A “New Joule Order” has arrived, ushering in a historic transformation in the way we think about energy. This shift is beginning to transform how the world uses energy. Through this new paradigm, energy becomes a type of capital, fundamentally transforming new political, economic, and social orders. This change is fueled by important international movements. Perhaps most clearly, America’s shale revolution and Germany’s sudden pivot in energy policy after loss of Russian gas supplies have been central.
Located within a context where energy issues are intertwined with rising global energy demands and geopolitical tensions, energy has become increasingly stratified, securitized, and politicized. The New Joule Order underscores the step away from moral simplicities that used to apply to fossil fuels, nuclear power and renewables. Rather, it emphasizes a new set of principles centered on risk portfolio management. This transition provides countries and investors the opportunity to assess energy sources by their level of return, but also volatility.
The shale revolution has fundamentally reshaped the domestic economy and labor market. Consequently, the energy consumption and investment picture has completely changed. In response, the U.S. has turned inward, prioritizing self-sufficiency and national interests above global obligations. This strategy is a striking turn from past decades when global stewardship was emphasized.
Germany’s recent about face on the energy transition highlights why this new approach is critical. As Russian gas supplies dried up, Germany began to see the dangers of depending on foreign energy sources. The country’s shift away from dependence on foreign oil is just one example of the many larger forces at play that are creating the “New Joule Order.”
Within this framework, energy is bifurcating into two distinct categories: fixed-return infrastructure and variable-return volatility plays. Fixed-return infrastructure, which behaves like bonds, offers low volatility, stable and predictable returns. On the other hand, variable-return volatility takes turns like casino gambles, involving higher risk and greater potential return.
In this brave new energy world, investors will need to be adept at both kinds of energy investments. They would have to learn the hard way, in fixed-return infrastructure. Simultaneously, they need to take advantage of the great high-risk, high-reward opportunities provided by variable-return volatility plays. As the landscape evolves, understanding these dynamics becomes critical for success in energy investment.

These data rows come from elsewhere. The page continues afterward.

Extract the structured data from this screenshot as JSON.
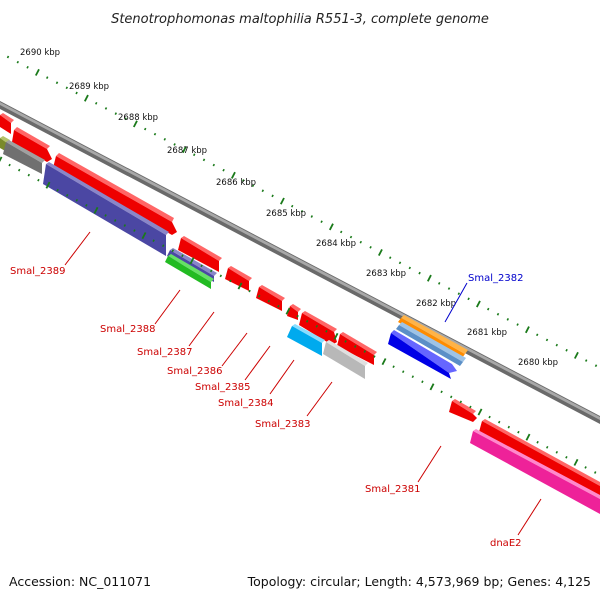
{
  "title": "Stenotrophomonas maltophilia R551-3, complete genome",
  "footer": {
    "accession": "Accession: NC_011071",
    "summary": "Topology: circular; Length: 4,573,969 bp; Genes: 4,125"
  },
  "colors": {
    "label_reverse": "#cc0000",
    "label_forward": "#0000cc",
    "tick": "#1a7a1a",
    "backbone": "#808080"
  },
  "scale_labels": [
    "2690 kbp",
    "2689 kbp",
    "2688 kbp",
    "2687 kbp",
    "2686 kbp",
    "2685 kbp",
    "2684 kbp",
    "2683 kbp",
    "2682 kbp",
    "2681 kbp",
    "2680 kbp"
  ],
  "genes": [
    {
      "label": "Smal_2389",
      "color": "#cc0000"
    },
    {
      "label": "Smal_2388",
      "color": "#cc0000"
    },
    {
      "label": "Smal_2387",
      "color": "#cc0000"
    },
    {
      "label": "Smal_2386",
      "color": "#cc0000"
    },
    {
      "label": "Smal_2385",
      "color": "#cc0000"
    },
    {
      "label": "Smal_2384",
      "color": "#cc0000"
    },
    {
      "label": "Smal_2383",
      "color": "#cc0000"
    },
    {
      "label": "Smal_2382",
      "color": "#0000cc"
    },
    {
      "label": "Smal_2381",
      "color": "#cc0000"
    },
    {
      "label": "dnaE2",
      "color": "#cc0000"
    }
  ]
}
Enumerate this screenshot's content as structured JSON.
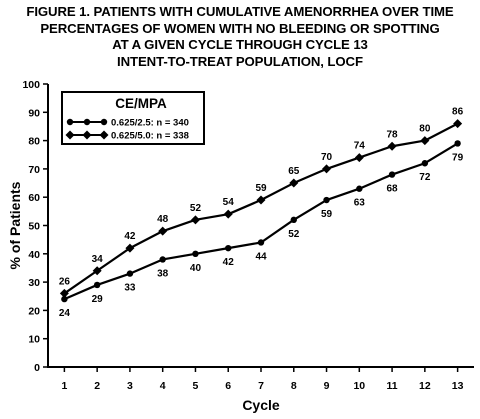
{
  "title_lines": [
    "FIGURE 1. PATIENTS WITH CUMULATIVE AMENORRHEA OVER TIME",
    "PERCENTAGES OF WOMEN WITH NO BLEEDING OR SPOTTING",
    "AT A GIVEN CYCLE THROUGH CYCLE 13",
    "INTENT-TO-TREAT POPULATION, LOCF"
  ],
  "chart_data": {
    "type": "line",
    "title": "FIGURE 1. PATIENTS WITH CUMULATIVE AMENORRHEA OVER TIME",
    "xlabel": "Cycle",
    "ylabel": "% of Patients",
    "x": [
      1,
      2,
      3,
      4,
      5,
      6,
      7,
      8,
      9,
      10,
      11,
      12,
      13
    ],
    "xlim": [
      0.5,
      13.5
    ],
    "ylim": [
      0,
      100
    ],
    "yticks": [
      0,
      10,
      20,
      30,
      40,
      50,
      60,
      70,
      80,
      90,
      100
    ],
    "grid": false,
    "legend": {
      "title": "CE/MPA",
      "placement": "top-left",
      "entries": [
        "0.625/2.5: n = 340",
        "0.625/5.0: n = 338"
      ]
    },
    "series": [
      {
        "name": "0.625/2.5: n = 340",
        "marker": "circle",
        "label_position": "below",
        "values": [
          24,
          29,
          33,
          38,
          40,
          42,
          44,
          52,
          59,
          63,
          68,
          72,
          79
        ]
      },
      {
        "name": "0.625/5.0: n = 338",
        "marker": "diamond",
        "label_position": "above",
        "values": [
          26,
          34,
          42,
          48,
          52,
          54,
          59,
          65,
          70,
          74,
          78,
          80,
          86
        ]
      }
    ]
  }
}
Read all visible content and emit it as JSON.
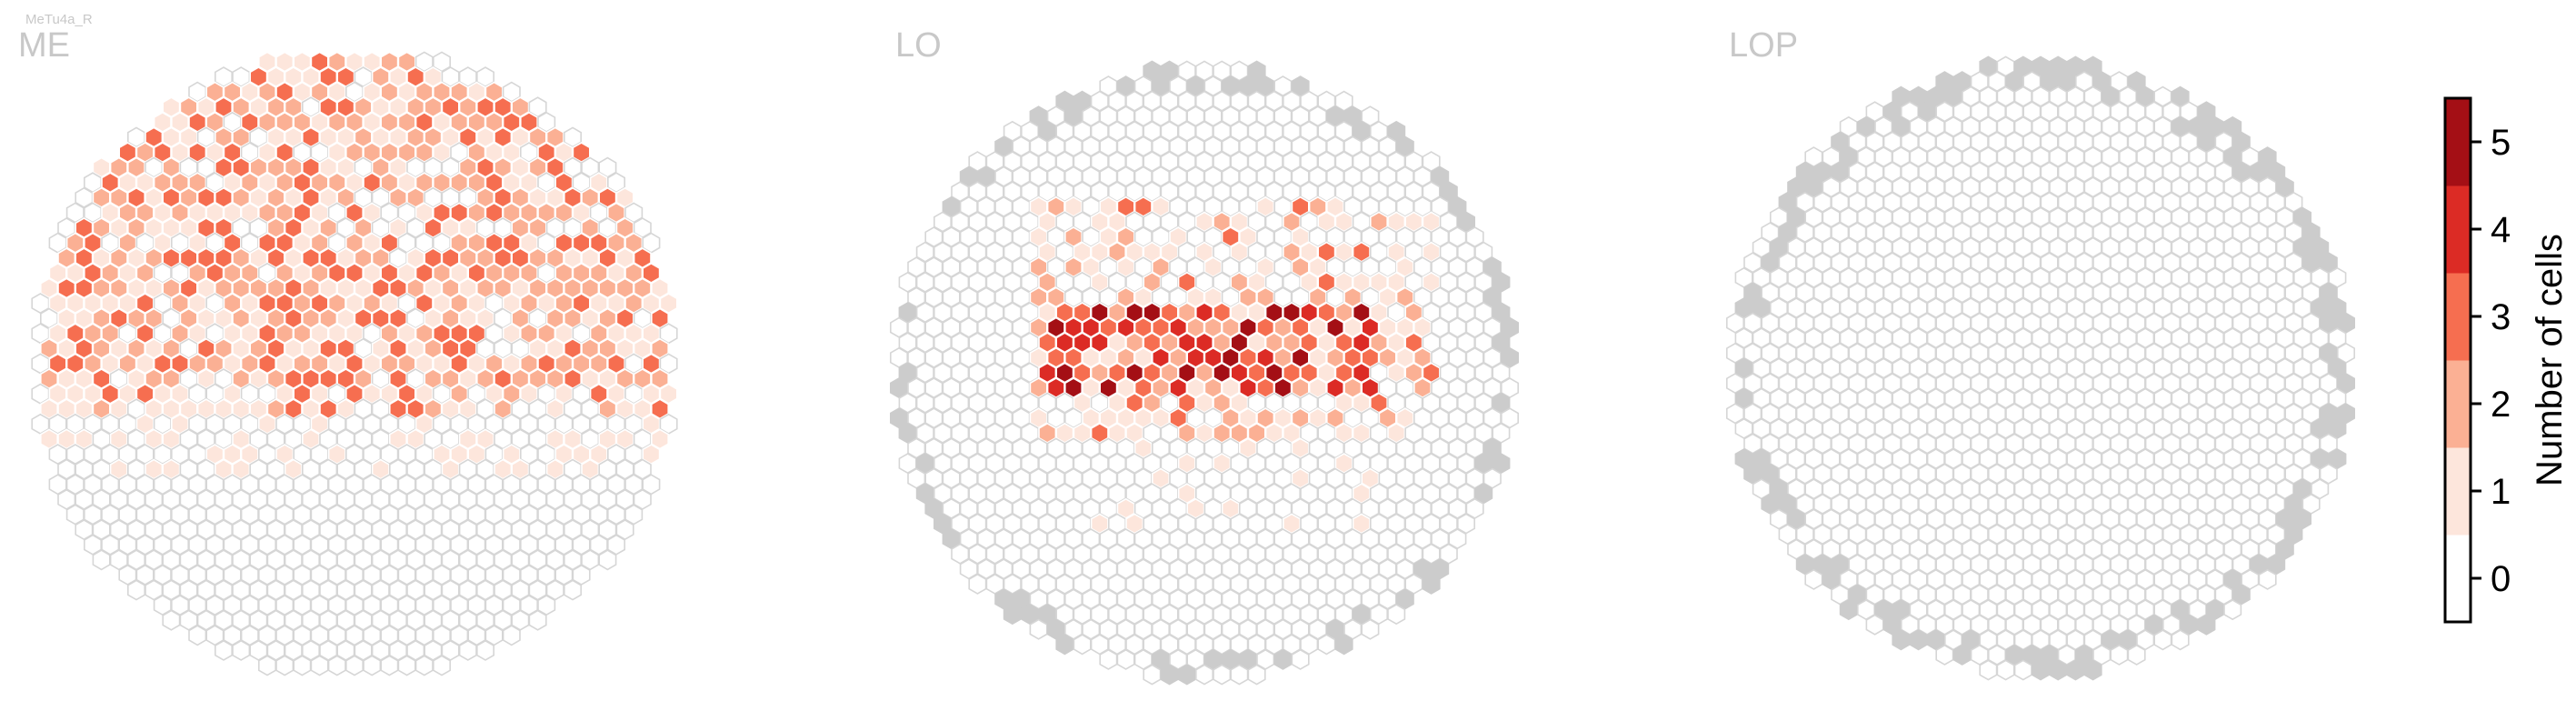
{
  "figure": {
    "cell_type_label": "MeTu4a_R"
  },
  "chart_data": {
    "type": "heatmap",
    "layout": "hexagonal eye map",
    "panels": [
      {
        "title": "ME",
        "key": "me"
      },
      {
        "title": "LO",
        "key": "lo"
      },
      {
        "title": "LOP",
        "key": "lop"
      }
    ],
    "colorbar": {
      "label": "Number of cells",
      "ticks": [
        "0",
        "1",
        "2",
        "3",
        "4",
        "5"
      ],
      "range": [
        0,
        5
      ],
      "colors": [
        "#ffffff",
        "#fde6dc",
        "#fbb094",
        "#f66e50",
        "#dc2b25",
        "#a40f15"
      ]
    },
    "cell_colors": {
      "empty": "#ffffff",
      "empty_stroke": "#d6d6d6",
      "outside": "#cccccc"
    }
  }
}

The doctrine of self-sufficiency is what fuels the “New Joule Order,” creating a glaring departure from past cultures. Countries like the U.S. are prioritizing their own energy needs over international obligations, creating a more insular approach to energy policy.
Now, China has mostly made itself the automatically chosen partner to fill that vacuum, leaving the U.S. behind. Over the past two decades it has quietly built its energy sovereignty. China’s centuries-long strategy involves cornering the world’s fuel stockpile, solar energy manufacturing, and battery supply chain. This shuffle from compliance to control underscores the iterative process of energy management in the “New Joule Order.”
“Hope doesn’t keep the lights on.” – New Joule Order
As China tries to create its own energy independence, its actions go a step further to highlight this new reality of global energy politics. China’s emphasis on control strengthens its hand in international markets. Concurrently, it establishes a proactive energy framework internally.
The “New Joule Order” represents a real departure in that focus. It prioritizes national interests and strategic management of resources, often taking precedence over cooperative international frameworks. This shift, more than any single force, requires countries to recalibrate their energy strategies with an eye toward a shifting geopolitical landscape.